Dahası 2025 yılı içinde;

  • 2025’in başında başlayacak kamu işçilerinin TİS’inde,
  • Ağustos ayında yapılacak kamu emekçilerinin toplu görüşmesinde,
  • Eylül ayında 150 bin işçiyi kapsayan metal iş kolundaki büyük grup TİS’inde,
  • Petrol ve kimya iş kolundaki grup sözleşmesinde,
  • Sendikasız iş yerlerindeki zamlarda asgari ücrete yapılan yüzde 30 zam kriter alınacaktır. Bu konuda iktidar ve sermaye örgütlerinin desteği arkalarında olacaktır.

Yani işçiler ve kamu emekçileri, sadece patronlar ve patron örgütleri değil iktidarın ekonomik politikasını da püskürtecek bir mücadeleyi göze almak zorunda kalacaklardır.

Yukarıda oluşan tablo 2025’in sermaye ile işçi ve emekçiler arasında tam bir güç mücadelesi yılı olacağının tablosudur. Emekçiler birleşerek taleplerine sahip çıkabilirse 2025 emek mücadelesinin birlik ve mücadelede yeni bir safhaya geçeceği bir “emek yılı” olmaya adaydır.
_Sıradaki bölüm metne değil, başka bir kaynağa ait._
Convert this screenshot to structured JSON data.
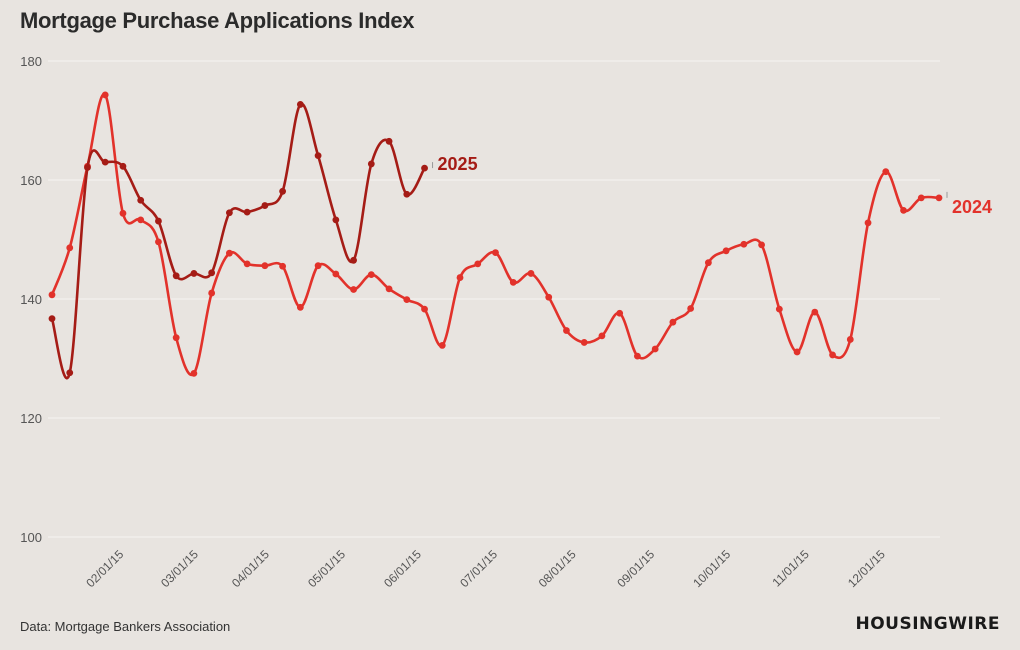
{
  "title": "Mortgage Purchase Applications Index",
  "source": "Data: Mortgage Bankers Association",
  "logo": "HOUSINGWIRE",
  "chart_data": {
    "type": "line",
    "title": "Mortgage Purchase Applications Index",
    "xlabel": "",
    "ylabel": "",
    "ylim": [
      100,
      180
    ],
    "yticks": [
      100,
      120,
      140,
      160,
      180
    ],
    "x_tick_labels": [
      "02/01/15",
      "03/01/15",
      "04/01/15",
      "05/01/15",
      "06/01/15",
      "07/01/15",
      "08/01/15",
      "09/01/15",
      "10/01/15",
      "11/01/15",
      "12/01/15"
    ],
    "x_tick_weeks": [
      4.07,
      8.28,
      12.28,
      16.57,
      20.85,
      25.14,
      29.57,
      34.0,
      38.28,
      42.71,
      47.0
    ],
    "grid": true,
    "series": [
      {
        "name": "2024",
        "color": "#e2322b",
        "values": [
          140.7,
          148.6,
          162.3,
          174.3,
          154.4,
          153.3,
          149.6,
          133.5,
          127.5,
          141.0,
          147.7,
          145.9,
          145.6,
          145.5,
          138.6,
          145.6,
          144.2,
          141.6,
          144.1,
          141.7,
          139.9,
          138.3,
          132.2,
          143.6,
          145.9,
          147.8,
          142.8,
          144.3,
          140.3,
          134.7,
          132.7,
          133.8,
          137.6,
          130.4,
          131.6,
          136.1,
          138.4,
          146.1,
          148.1,
          149.2,
          149.1,
          138.3,
          131.1,
          137.8,
          130.6,
          133.2,
          152.8,
          161.4,
          154.9,
          157.0,
          157.0
        ]
      },
      {
        "name": "2025",
        "color": "#a51c16",
        "values": [
          136.7,
          127.6,
          162.1,
          163.0,
          162.3,
          156.6,
          153.1,
          143.9,
          144.3,
          144.4,
          154.5,
          154.6,
          155.7,
          158.1,
          172.7,
          164.1,
          153.3,
          146.5,
          162.7,
          166.5,
          157.6,
          162.0
        ]
      }
    ]
  }
}
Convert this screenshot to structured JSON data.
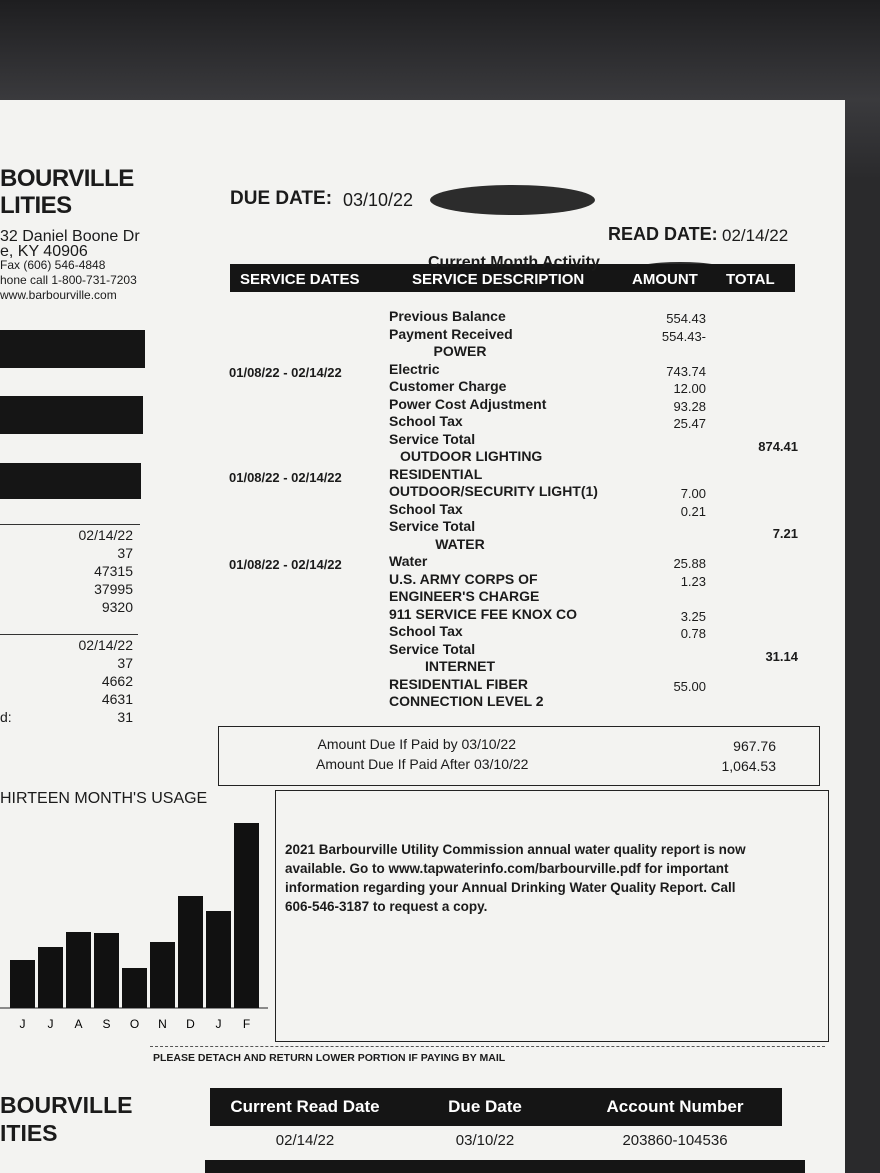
{
  "header": {
    "company": [
      "BOURVILLE",
      "LITIES"
    ],
    "address": [
      "32 Daniel Boone Dr",
      "e, KY  40906",
      "Fax (606) 546-4848",
      "hone call 1-800-731-7203",
      "www.barbourville.com"
    ],
    "due_label": "DUE DATE:",
    "due_date": "03/10/22",
    "read_label": "READ DATE:",
    "read_date": "02/14/22"
  },
  "readings": {
    "group1": [
      "02/14/22",
      "37",
      "47315",
      "37995",
      "9320"
    ],
    "group2": [
      "02/14/22",
      "37",
      "4662",
      "4631",
      "31"
    ],
    "group2_label": "d:"
  },
  "activity": {
    "title": "Current Month Activity",
    "columns": [
      "SERVICE DATES",
      "SERVICE DESCRIPTION",
      "AMOUNT",
      "TOTAL"
    ],
    "rows": [
      {
        "description": "Previous Balance",
        "amount": "554.43"
      },
      {
        "description": "Payment Received",
        "amount": "554.43-"
      },
      {
        "heading": "POWER"
      },
      {
        "dates": "01/08/22 - 02/14/22",
        "description": "Electric",
        "amount": "743.74"
      },
      {
        "description": "Customer Charge",
        "amount": "12.00"
      },
      {
        "description": "Power Cost Adjustment",
        "amount": "93.28"
      },
      {
        "description": "School Tax",
        "amount": "25.47"
      },
      {
        "description": "Service Total",
        "total": "874.41"
      },
      {
        "heading": "OUTDOOR LIGHTING"
      },
      {
        "dates": "01/08/22 - 02/14/22",
        "description": "RESIDENTIAL"
      },
      {
        "description": "OUTDOOR/SECURITY LIGHT(1)",
        "amount": "7.00"
      },
      {
        "description": "School Tax",
        "amount": "0.21"
      },
      {
        "description": "Service Total",
        "total": "7.21"
      },
      {
        "heading": "WATER"
      },
      {
        "dates": "01/08/22 - 02/14/22",
        "description": "Water",
        "amount": "25.88"
      },
      {
        "description": "U.S. ARMY CORPS OF",
        "amount": "1.23"
      },
      {
        "description": "ENGINEER'S CHARGE"
      },
      {
        "description": "911 SERVICE FEE KNOX CO",
        "amount": "3.25"
      },
      {
        "description": "School Tax",
        "amount": "0.78"
      },
      {
        "description": "Service Total",
        "total": "31.14"
      },
      {
        "heading": "INTERNET"
      },
      {
        "description": "RESIDENTIAL FIBER",
        "amount": "55.00"
      },
      {
        "description": "CONNECTION LEVEL 2"
      }
    ]
  },
  "amount_due": [
    {
      "label": "Amount Due If Paid by 03/10/22",
      "value": "967.76"
    },
    {
      "label": "Amount Due If Paid After 03/10/22",
      "value": "1,064.53"
    }
  ],
  "usage": {
    "title": "HIRTEEN MONTH'S USAGE",
    "categories": [
      "J",
      "J",
      "A",
      "S",
      "O",
      "N",
      "D",
      "J",
      "F"
    ],
    "values": [
      48,
      61,
      76,
      75,
      40,
      66,
      112,
      97,
      185
    ],
    "color": "#111111"
  },
  "notice": [
    "2021 Barbourville Utility Commission annual water quality report is now",
    "available.  Go to www.tapwaterinfo.com/barbourville.pdf for important",
    "information regarding your Annual Drinking Water Quality Report. Call",
    "606-546-3187 to request a copy."
  ],
  "detach_note": "PLEASE DETACH AND RETURN LOWER PORTION IF PAYING BY MAIL",
  "stub": {
    "company": [
      "BOURVILLE",
      "ITIES"
    ],
    "columns": [
      "Current Read Date",
      "Due Date",
      "Account Number"
    ],
    "values": [
      "02/14/22",
      "03/10/22",
      "203860-104536"
    ]
  }
}
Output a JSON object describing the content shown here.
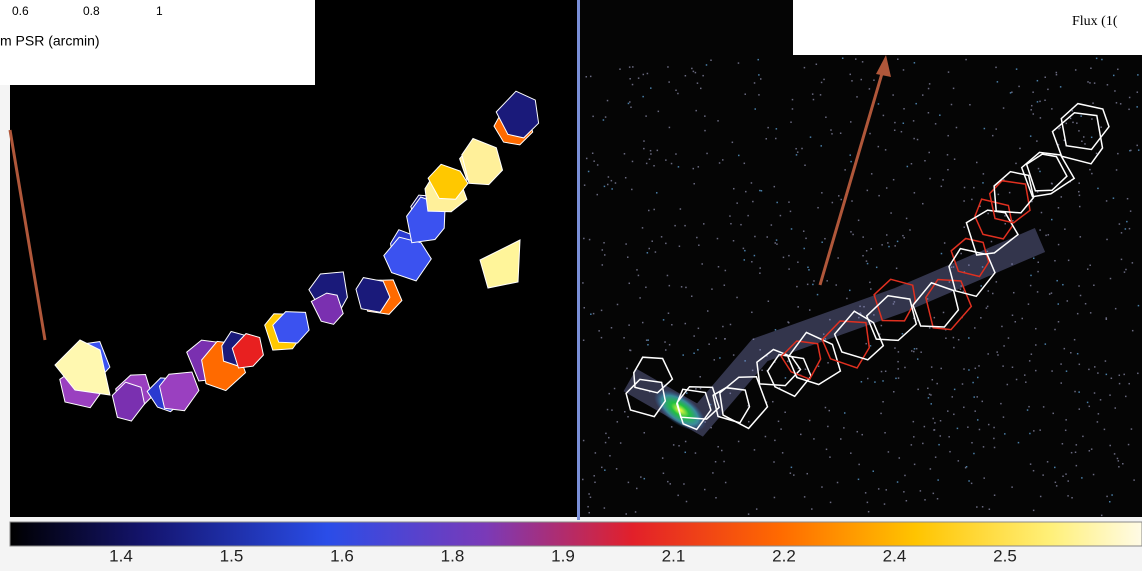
{
  "inset": {
    "axis_ticks": [
      "0.6",
      "0.8",
      "1"
    ],
    "axis_label": "m PSR (arcmin)"
  },
  "flux_label": "Flux (1(",
  "colorbar": {
    "ticks": [
      "1.4",
      "1.5",
      "1.6",
      "1.8",
      "1.9",
      "2.1",
      "2.2",
      "2.4",
      "2.5"
    ]
  }
}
Ülkemiz işçi, emekçileri böyle bir mücadeleyi başaracak güce ve deneyime de sahiptir. Aksi halde, her sendikanın ayrı ayrı durduğu, her kafadan ayrı sesin çıktığı, ortak mücadeleden uzak durulduğu koşullarda 2025 işçiler ve emekçiler için bir kabus yılı olmaya da adaydır.

Sermaye ve iktidarı, amaçlarına varmak için çok kararlı olduğunu asgari ücreti 22 bin 104 TL ilan ederek açıkça ortaya koymuştur!